13 de Fevereiro de 2018 - 05h00 0 comentário(s) Corrigir A + A -

O país precisa dar um passo rumo à indústria 4.0. O que é isso?, muitos leitores devem estar a se perguntar. Pois bem, a chamada indústria 4.0 é resultante da integração de diversos tipos de tecnologia em seu processo produtivo. Uma delas é a “internet das coisas”, por exemplo. Piorou? Sim, essa é mesmo a ideia: mostrar que há um mundo se descortinando debaixo de nossos olhos. Mundo que muitas vezes não vemos.

A internet das coisas, a grosso modo, é a rede de objetos com tecnologia capaz de coletar e transmitir dados. Poder-se-ia pensar em uma mesa conectada à internet que mostrasse notícias em tempo real enquanto o dono da casa toma café. Estamos no caminho, leitor.

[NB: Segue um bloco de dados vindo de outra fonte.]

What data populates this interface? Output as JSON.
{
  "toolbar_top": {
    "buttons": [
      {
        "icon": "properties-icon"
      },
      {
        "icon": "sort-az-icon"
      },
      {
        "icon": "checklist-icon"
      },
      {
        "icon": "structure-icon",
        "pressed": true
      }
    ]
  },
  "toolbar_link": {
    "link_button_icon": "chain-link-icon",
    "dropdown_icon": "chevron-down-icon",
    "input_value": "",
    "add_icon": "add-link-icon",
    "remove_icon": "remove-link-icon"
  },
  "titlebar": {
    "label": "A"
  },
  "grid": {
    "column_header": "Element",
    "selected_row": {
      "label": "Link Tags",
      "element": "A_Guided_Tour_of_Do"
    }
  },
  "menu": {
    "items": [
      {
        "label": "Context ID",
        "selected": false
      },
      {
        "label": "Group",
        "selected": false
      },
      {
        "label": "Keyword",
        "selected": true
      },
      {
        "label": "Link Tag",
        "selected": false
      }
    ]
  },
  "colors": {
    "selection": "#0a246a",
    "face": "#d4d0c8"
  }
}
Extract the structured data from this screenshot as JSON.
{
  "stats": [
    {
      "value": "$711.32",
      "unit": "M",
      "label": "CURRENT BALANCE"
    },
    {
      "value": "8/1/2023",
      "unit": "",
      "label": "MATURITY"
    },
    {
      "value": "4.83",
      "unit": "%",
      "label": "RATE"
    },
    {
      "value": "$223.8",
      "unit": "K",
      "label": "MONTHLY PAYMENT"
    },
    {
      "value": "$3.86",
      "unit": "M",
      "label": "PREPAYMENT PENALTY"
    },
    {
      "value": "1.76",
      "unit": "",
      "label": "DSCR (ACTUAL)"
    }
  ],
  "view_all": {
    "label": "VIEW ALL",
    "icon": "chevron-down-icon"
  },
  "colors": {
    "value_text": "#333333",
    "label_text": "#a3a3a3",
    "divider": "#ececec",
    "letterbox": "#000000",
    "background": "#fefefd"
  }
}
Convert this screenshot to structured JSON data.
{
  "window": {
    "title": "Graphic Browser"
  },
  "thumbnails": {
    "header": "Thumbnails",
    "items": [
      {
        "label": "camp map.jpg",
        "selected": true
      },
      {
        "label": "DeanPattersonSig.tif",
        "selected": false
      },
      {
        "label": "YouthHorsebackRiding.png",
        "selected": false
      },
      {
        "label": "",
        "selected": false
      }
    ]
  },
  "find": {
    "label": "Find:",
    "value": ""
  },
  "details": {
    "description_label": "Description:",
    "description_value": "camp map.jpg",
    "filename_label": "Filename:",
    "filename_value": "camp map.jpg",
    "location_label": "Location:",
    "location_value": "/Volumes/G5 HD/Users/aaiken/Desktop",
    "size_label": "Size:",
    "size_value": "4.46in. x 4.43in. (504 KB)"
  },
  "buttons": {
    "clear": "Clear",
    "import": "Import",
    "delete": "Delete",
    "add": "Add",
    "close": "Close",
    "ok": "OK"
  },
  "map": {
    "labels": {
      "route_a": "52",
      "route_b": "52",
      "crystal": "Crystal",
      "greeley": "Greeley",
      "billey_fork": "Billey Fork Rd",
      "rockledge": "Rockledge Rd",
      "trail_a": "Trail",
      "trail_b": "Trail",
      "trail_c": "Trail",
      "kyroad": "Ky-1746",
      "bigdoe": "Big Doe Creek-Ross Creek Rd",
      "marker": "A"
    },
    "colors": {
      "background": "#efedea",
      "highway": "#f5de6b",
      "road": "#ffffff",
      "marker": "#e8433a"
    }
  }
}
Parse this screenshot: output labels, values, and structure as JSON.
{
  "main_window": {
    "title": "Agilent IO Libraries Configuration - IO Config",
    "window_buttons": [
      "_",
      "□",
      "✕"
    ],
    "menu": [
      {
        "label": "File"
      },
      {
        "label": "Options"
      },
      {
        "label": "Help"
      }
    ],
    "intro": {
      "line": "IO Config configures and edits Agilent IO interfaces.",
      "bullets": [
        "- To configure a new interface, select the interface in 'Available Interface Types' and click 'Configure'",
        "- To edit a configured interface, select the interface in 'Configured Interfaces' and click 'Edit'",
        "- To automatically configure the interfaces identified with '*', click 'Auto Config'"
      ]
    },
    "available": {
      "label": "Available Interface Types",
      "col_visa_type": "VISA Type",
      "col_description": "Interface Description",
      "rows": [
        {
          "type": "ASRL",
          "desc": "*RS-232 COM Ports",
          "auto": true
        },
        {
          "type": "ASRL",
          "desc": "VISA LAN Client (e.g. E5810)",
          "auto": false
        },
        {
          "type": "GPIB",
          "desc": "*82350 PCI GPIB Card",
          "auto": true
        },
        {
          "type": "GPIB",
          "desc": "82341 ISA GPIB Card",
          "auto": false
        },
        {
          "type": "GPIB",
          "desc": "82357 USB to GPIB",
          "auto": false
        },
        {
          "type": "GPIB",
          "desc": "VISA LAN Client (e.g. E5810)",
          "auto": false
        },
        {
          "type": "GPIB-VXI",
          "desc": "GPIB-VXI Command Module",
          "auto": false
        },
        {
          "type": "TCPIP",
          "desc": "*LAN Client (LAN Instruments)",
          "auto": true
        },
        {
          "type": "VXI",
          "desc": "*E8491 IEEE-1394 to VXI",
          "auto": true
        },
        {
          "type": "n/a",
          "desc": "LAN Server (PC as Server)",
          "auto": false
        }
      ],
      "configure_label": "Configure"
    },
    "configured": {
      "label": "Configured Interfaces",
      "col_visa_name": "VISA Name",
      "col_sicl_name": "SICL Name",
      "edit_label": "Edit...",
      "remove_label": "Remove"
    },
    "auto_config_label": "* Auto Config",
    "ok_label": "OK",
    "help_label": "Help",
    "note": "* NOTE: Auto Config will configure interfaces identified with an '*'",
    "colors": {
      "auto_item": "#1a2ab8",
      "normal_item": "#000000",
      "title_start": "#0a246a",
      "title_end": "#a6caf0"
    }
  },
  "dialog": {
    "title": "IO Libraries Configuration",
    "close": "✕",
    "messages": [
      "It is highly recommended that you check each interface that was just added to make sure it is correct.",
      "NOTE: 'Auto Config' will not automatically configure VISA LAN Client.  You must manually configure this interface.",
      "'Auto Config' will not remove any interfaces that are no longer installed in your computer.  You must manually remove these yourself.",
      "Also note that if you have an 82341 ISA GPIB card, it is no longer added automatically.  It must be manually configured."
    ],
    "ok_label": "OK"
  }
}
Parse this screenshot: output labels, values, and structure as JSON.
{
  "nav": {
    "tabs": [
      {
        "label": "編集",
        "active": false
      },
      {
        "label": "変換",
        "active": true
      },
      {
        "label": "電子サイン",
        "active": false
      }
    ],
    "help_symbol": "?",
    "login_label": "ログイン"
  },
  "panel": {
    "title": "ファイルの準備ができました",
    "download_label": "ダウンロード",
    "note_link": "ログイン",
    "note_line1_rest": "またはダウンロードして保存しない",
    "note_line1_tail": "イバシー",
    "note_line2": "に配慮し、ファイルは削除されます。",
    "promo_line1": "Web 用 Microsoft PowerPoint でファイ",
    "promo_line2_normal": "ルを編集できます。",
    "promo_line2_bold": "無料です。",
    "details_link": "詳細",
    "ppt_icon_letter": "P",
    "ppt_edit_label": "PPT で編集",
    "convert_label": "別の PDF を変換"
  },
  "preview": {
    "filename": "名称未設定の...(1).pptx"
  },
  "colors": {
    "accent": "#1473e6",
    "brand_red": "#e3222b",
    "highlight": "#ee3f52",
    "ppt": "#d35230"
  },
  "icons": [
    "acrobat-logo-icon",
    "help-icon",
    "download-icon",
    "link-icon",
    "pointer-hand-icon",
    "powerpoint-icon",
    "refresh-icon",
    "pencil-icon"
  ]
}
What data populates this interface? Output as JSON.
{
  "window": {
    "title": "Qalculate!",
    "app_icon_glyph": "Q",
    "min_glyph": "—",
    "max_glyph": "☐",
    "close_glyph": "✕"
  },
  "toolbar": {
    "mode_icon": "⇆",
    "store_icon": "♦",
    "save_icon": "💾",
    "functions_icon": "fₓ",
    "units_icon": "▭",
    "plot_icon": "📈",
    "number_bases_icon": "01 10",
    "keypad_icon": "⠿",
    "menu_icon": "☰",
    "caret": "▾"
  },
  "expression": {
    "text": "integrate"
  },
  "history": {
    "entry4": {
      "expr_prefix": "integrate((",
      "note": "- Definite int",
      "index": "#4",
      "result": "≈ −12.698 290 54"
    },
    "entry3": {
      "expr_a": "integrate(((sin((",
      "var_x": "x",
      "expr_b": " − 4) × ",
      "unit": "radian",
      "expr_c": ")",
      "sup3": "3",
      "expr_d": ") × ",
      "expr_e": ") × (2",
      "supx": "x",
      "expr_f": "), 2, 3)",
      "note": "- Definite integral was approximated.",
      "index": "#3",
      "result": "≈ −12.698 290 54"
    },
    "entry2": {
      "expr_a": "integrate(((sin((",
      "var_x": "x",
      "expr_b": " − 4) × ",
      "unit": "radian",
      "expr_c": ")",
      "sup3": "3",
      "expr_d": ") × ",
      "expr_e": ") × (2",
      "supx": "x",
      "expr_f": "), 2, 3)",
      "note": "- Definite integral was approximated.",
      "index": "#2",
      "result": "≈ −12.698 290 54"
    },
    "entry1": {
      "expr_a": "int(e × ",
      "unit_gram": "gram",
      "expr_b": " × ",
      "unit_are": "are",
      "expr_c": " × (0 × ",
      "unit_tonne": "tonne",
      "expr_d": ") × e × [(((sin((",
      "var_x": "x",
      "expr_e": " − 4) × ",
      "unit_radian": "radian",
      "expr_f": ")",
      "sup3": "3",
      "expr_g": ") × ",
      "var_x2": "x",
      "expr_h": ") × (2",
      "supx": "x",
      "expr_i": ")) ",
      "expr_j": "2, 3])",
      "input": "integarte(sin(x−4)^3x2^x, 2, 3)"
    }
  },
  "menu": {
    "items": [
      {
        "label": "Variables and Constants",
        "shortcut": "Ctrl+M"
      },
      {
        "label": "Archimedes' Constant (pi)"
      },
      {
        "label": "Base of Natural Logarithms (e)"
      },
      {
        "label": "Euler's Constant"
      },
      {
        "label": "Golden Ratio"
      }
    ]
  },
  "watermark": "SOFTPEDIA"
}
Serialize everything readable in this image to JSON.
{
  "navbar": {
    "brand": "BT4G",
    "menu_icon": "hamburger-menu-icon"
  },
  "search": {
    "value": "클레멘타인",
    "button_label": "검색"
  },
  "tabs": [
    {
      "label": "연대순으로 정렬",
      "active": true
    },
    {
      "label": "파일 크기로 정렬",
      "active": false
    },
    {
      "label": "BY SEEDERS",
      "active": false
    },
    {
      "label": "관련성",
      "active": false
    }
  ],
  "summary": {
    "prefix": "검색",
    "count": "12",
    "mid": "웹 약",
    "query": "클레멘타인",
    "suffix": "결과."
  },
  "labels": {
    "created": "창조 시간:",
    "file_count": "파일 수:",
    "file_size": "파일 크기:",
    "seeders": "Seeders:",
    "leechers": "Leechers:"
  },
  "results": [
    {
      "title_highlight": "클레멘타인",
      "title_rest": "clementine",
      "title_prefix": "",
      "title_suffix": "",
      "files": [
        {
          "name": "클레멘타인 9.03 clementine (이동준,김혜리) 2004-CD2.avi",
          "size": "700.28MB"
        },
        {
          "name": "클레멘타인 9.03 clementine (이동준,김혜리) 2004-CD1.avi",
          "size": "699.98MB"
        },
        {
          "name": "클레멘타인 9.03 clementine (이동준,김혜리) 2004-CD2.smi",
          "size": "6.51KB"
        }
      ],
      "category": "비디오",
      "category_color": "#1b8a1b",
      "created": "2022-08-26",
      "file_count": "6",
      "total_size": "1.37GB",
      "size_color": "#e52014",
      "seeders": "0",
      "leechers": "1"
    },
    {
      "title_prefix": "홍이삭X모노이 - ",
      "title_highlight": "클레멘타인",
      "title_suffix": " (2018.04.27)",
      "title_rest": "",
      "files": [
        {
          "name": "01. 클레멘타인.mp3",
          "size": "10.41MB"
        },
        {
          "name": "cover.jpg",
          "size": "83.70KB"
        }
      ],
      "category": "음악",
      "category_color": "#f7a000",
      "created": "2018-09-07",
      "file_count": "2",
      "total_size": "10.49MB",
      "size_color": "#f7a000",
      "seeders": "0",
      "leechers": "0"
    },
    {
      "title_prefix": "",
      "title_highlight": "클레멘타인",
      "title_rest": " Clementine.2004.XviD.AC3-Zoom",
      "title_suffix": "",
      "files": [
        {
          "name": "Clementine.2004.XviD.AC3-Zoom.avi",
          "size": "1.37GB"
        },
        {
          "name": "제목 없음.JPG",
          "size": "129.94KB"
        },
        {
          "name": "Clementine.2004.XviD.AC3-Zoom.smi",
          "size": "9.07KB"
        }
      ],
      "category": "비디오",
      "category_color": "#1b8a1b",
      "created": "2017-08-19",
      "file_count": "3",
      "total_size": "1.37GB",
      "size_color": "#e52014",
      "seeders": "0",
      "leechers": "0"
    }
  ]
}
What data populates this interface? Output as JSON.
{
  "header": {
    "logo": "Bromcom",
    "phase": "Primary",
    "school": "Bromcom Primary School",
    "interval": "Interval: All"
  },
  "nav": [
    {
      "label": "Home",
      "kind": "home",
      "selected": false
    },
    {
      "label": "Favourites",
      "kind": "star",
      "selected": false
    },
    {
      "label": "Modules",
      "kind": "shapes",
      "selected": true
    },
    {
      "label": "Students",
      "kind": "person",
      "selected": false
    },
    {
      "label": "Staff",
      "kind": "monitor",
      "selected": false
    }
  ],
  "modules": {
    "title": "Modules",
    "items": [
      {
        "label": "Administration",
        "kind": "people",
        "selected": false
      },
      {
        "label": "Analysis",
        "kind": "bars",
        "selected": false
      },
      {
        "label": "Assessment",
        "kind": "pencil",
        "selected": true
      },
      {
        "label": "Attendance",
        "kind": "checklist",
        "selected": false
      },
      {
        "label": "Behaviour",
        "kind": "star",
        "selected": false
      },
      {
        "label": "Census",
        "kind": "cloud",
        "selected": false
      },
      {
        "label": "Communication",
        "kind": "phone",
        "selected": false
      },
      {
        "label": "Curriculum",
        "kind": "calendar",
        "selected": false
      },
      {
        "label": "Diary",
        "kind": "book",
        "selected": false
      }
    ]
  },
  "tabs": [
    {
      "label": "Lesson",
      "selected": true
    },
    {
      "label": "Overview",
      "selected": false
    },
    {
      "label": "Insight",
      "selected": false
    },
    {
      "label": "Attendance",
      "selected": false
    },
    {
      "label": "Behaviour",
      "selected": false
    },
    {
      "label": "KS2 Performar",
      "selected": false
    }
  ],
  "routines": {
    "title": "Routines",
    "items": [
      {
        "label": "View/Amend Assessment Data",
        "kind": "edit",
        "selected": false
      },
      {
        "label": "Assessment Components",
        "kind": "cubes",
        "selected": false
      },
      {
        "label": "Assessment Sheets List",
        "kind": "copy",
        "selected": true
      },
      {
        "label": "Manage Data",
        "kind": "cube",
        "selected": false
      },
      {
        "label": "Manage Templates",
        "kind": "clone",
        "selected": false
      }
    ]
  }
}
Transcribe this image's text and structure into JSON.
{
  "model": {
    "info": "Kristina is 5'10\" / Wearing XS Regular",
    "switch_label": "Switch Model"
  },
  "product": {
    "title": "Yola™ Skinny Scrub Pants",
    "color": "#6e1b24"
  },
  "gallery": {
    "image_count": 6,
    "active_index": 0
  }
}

Muitas mudanças ainda virão.

Nesta semana, a Confederação Nacional da Indústria (CNI) lançou estudo nesta semana com sugestões de medidas a serem tomadas pelo Poder Público para garantir, estimular e apoiar a adaptação de empresas à indústria 4.0. De acordo com a CNI, “mais da metade dos segmentos industriais no Brasil ainda está pouco adaptada a esse novo paradigma.”

Uma das recomendações do documento para acelerar esse processo é criar o “Programa Nacional para Elaboração e Implementação de Plano Empresarial Estratégico de Digitalização”. A ideia principal da iniciativa, segundo a reportagem da Agência Brasil, é elaborar plano de auxílio às empresas para diagnosticar as necessidades de digitalização de suas plantas produtivas, bem como as estratégias e investimentos necessários à migração. “Ainda existe um desconhecimento sobre as tecnologias digitais. É importante que a empresa consiga visualizar quais têm maior impacto e consiga ver o custo-benefício disso. E com base nisso, poderia buscar apoio para implementação das tecnologias”, disse o diretor-executivo de Política Industrial da CNI, João Emílio Gonçalves.

No estudo, há a recomendação para se destinar recursos às empresas, bem como para a capacitação de técnicos e gestores. O Banco Nacional de Desenvolvimento Econômico e Social (BNDES) e a Empresa Brasileira de Inovação e Pesquisa (Finep) são apontadas como as principais fontes financiadoras.

Ainda que o modelo não esteja definido, pensar nele seriamente é fundamental para que o país não perca o trem da história.